L’Abbazia di San Salvatore è stata la cornice di quello che molti definiscono un "momento storico" per le aree interne della Campania. È stata presentata ufficialmente la DMO (Destination Management Organization) Sannio Matesino “Sei Valli Sannite”, una sfida ambiziosa che vede 316 soggetti pronti a fare sistema per trasformare il territorio in una destinazione turistica competitiva entro il 31 marzo 2026.
Un sistema integrato contro lo spopolamento
L’obiettivo della DMO non è solo turistico, ma sociale ed economico. Antonio Di Maria, presidente del Comitato Promotore, ha delineato una visione chiara: superare i campanilismi per attrarre capitale umano e investimenti. "Sei valli che scelgono di fare sistema," ha spiegato Di Maria, "mettendo insieme identità e risorse per rendere produttivo, in modo sostenibile, il patrimonio delle nostre aree interne."
Il progetto si fonda su basi solide: i dati Istat e regionali confermano che il Sannio Matesino attrae già oltre due terzi degli arrivi dell’intera provincia e circa il 54% dei soggiorni, con una capacità ricettiva d'eccellenza, trainata da poli come Telese Terme.
I numeri del successo: 316 adesioni
Il cuore tecnico del progetto è il dossier curato dal GAL Titerno. L’amministratore delegato Elio Mendillo ha presentato i numeri di un’adesione record al "Patto di Destinazione":
86 strutture ricettive e 35 ristoranti;
36 realtà tra enoturismo e produzioni tipiche;
24 Pro Loco e 23 associazioni culturali;
Tour operator, guide, istituti tecnici e associazioni sportive.
"Non è un progetto calato dall’alto," ha ribadito Mendillo, "ma una strategia costruita in anni di co-progettazione, mappando flussi, attrattori e definendo una governance pubblico-privata capace di aumentare la permanenza media dei visitatori." Durante l'incontro è stata svelata anche la visual identity del brand, curata da Giancarlo Ferrucci.

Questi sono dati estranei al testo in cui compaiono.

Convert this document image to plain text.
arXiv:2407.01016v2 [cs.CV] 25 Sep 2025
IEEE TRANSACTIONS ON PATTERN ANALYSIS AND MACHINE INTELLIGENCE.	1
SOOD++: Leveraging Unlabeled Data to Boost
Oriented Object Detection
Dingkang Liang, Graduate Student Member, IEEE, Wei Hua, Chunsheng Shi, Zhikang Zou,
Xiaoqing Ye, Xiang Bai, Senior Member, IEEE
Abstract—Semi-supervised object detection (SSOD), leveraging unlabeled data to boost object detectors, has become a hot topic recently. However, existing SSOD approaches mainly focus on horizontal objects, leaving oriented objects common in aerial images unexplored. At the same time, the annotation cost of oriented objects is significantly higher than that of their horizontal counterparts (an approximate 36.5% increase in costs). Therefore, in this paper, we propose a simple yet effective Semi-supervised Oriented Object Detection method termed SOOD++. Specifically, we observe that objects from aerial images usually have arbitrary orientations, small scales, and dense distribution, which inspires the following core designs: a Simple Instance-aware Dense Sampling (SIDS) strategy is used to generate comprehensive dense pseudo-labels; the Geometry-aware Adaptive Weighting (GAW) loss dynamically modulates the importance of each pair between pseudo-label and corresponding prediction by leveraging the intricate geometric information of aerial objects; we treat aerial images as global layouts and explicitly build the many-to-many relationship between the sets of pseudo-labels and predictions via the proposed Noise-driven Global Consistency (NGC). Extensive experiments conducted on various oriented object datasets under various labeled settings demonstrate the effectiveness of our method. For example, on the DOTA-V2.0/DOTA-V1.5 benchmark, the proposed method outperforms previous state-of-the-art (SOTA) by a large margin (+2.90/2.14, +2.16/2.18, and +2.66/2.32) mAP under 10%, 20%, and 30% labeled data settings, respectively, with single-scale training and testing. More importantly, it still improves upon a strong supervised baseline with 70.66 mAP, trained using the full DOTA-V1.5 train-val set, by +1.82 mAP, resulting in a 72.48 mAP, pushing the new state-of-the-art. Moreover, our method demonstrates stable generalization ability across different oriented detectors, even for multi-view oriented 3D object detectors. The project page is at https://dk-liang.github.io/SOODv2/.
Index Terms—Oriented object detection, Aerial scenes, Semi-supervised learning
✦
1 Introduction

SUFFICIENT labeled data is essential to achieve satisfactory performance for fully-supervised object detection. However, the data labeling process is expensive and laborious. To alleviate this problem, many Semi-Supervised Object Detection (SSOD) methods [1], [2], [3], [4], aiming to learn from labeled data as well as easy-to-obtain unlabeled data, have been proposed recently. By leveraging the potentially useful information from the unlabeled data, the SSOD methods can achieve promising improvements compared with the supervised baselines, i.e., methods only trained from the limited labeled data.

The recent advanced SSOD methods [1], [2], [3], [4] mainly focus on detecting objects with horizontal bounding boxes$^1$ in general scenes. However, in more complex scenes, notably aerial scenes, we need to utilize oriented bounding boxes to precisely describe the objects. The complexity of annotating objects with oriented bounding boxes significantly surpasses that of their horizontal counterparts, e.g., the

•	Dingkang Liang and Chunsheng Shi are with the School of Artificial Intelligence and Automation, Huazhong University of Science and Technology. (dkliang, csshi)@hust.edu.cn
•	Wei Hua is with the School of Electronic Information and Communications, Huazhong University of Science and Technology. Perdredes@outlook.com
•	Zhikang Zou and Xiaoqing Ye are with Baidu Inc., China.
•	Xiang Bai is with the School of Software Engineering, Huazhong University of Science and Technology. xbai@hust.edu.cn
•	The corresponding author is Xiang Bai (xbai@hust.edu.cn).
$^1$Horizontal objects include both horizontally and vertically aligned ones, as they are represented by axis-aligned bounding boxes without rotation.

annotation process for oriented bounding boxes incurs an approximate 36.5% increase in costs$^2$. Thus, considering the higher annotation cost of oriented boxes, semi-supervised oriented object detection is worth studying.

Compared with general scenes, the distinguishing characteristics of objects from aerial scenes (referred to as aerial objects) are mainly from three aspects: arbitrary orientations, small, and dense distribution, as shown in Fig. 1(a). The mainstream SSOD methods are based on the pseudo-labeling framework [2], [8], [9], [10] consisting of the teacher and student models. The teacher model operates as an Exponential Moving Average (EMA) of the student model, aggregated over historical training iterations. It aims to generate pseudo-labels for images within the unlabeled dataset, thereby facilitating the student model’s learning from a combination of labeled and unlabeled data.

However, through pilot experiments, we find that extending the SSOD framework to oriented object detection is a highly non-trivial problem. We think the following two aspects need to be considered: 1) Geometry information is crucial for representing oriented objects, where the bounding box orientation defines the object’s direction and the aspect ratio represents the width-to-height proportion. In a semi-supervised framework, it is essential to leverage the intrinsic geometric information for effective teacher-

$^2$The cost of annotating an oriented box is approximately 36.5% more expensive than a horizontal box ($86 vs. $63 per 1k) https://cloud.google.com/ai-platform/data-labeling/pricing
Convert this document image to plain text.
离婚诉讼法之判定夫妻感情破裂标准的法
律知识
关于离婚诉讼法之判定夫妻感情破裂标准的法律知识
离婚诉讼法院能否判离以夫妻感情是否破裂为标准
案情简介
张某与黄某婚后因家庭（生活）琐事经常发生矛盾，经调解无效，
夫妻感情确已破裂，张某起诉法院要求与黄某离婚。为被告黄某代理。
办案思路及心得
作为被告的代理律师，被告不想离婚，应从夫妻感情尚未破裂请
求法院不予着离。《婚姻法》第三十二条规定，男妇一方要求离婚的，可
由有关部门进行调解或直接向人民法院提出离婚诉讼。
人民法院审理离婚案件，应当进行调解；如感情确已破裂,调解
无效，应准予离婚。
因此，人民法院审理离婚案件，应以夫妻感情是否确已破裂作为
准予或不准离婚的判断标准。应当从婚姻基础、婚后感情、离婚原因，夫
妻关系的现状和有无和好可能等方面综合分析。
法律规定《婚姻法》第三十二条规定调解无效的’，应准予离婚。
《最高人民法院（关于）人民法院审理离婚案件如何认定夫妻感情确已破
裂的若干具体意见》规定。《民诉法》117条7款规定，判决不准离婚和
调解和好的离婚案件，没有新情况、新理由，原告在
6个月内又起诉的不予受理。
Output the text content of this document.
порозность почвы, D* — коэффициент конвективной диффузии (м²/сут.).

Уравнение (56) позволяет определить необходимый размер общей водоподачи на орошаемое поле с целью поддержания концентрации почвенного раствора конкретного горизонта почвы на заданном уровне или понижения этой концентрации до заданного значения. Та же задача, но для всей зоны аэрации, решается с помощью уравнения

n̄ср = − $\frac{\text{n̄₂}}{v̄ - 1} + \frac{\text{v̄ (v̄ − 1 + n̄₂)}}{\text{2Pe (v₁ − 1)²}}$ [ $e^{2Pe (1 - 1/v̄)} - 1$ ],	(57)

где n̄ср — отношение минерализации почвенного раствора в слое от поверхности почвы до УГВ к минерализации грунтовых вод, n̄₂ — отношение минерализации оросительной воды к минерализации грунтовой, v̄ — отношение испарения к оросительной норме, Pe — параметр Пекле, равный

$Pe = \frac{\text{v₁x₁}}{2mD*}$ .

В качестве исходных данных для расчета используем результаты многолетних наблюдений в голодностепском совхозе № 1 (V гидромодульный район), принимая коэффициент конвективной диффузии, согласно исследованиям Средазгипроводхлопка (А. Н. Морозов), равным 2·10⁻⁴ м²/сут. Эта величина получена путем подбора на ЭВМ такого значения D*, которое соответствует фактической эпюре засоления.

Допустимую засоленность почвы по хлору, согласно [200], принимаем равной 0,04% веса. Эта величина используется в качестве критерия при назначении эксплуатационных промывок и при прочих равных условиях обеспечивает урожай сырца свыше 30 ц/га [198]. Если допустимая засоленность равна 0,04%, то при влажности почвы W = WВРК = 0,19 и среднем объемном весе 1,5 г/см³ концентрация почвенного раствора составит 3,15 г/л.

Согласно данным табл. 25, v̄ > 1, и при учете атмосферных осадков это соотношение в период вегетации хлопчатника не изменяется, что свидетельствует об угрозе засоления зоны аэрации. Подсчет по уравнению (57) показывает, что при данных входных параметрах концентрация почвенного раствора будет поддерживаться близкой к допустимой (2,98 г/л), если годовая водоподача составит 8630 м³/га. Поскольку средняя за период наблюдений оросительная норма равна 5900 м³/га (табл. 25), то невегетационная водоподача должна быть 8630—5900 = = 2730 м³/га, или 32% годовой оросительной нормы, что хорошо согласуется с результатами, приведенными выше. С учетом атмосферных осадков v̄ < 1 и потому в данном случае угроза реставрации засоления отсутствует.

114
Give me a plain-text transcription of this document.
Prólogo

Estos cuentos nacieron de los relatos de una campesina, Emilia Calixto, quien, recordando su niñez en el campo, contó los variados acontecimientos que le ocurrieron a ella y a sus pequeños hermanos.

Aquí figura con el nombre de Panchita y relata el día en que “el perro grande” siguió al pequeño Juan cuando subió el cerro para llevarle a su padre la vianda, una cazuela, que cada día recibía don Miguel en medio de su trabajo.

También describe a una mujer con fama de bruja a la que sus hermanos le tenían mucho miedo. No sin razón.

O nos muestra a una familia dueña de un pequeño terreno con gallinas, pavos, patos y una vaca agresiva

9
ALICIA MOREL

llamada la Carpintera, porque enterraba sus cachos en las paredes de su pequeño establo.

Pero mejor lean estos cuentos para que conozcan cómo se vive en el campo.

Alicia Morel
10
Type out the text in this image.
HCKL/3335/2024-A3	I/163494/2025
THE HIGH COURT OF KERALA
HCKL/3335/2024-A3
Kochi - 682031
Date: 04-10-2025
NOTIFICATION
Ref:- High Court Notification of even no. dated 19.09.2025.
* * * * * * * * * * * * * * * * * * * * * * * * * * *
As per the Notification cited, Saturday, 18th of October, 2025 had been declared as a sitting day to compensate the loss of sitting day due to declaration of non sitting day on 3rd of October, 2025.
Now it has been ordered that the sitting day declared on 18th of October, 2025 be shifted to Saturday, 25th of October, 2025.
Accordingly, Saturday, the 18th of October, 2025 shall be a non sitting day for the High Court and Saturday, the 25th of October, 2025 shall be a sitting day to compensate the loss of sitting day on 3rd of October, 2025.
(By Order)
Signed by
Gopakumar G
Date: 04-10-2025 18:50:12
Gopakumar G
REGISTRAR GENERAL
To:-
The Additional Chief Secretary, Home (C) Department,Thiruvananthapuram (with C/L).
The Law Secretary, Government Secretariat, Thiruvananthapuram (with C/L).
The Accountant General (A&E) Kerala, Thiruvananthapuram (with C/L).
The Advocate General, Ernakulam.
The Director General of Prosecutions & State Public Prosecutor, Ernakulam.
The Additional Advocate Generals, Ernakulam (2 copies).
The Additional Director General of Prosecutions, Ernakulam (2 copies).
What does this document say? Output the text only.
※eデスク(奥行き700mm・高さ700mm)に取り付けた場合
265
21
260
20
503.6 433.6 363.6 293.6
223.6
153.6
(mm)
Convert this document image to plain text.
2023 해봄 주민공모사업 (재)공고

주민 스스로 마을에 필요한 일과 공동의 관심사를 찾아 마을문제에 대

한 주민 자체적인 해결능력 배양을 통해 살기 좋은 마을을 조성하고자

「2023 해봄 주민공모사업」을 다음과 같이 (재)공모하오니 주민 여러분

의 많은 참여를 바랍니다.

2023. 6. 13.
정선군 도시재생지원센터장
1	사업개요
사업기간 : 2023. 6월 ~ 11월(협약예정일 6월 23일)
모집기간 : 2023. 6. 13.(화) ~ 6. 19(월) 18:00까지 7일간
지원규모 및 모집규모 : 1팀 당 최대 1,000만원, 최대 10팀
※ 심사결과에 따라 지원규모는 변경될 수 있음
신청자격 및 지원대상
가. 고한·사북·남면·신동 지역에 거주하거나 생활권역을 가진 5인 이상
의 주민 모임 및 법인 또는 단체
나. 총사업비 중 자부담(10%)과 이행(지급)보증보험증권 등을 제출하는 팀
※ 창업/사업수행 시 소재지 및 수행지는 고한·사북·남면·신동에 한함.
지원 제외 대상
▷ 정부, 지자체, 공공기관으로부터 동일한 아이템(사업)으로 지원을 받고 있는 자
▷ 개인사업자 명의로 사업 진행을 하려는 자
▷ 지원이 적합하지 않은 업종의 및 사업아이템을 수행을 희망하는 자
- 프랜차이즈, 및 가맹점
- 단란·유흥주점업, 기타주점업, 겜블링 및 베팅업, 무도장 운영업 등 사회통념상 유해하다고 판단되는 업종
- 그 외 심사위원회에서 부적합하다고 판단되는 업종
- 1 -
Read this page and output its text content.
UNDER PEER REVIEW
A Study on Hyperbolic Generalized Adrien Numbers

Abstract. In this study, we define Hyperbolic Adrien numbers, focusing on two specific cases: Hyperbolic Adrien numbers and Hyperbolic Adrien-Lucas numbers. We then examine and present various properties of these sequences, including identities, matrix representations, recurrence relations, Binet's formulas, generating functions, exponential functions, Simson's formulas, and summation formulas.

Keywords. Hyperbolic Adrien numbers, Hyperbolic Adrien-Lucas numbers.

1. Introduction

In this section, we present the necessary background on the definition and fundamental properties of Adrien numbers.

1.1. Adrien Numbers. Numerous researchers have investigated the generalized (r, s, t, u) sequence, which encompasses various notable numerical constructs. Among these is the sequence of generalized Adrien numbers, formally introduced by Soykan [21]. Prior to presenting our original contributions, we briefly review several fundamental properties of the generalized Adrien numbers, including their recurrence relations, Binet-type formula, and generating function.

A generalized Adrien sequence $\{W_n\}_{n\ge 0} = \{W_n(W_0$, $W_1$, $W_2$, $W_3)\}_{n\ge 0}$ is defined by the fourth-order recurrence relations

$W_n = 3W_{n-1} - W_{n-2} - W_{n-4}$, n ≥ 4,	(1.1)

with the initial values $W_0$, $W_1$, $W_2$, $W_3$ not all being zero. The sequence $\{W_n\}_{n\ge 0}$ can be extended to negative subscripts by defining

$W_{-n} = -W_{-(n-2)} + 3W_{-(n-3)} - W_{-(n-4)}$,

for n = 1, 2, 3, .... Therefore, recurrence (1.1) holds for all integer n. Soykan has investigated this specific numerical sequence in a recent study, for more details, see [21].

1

L’appoggio della Regione Campania
A suggellare l’iniziativa è intervenuto l’Assessore al Turismo della Regione Campania, Vincenzo Maraio, che ha lodato l’entusiasmo e la maturità del territorio.
"La DMO non è un punto di arrivo, ma uno strumento," ha ammonito Maraio. "Il vero risultato sarà visibile quando vedremo crescere i servizi e quando i giovani troveranno opportunità di lavoro restando nella propria terra."
L'assessore ha indicato tre bussole per il futuro: più notti, più servizi e più occupazione giovanile, inserendo la proposta del Sannio Matesino nella più ampia strategia regionale di valorizzazione delle aree interne.
Verso il 31 marzo
Con la consegna del dossier entro la fine del mese, il Sannio Matesino si candida ufficialmente a diventare un modello di sviluppo turistico nazionale. La strada è tracciata: sei valli, un'unica identità, un solo obiettivo.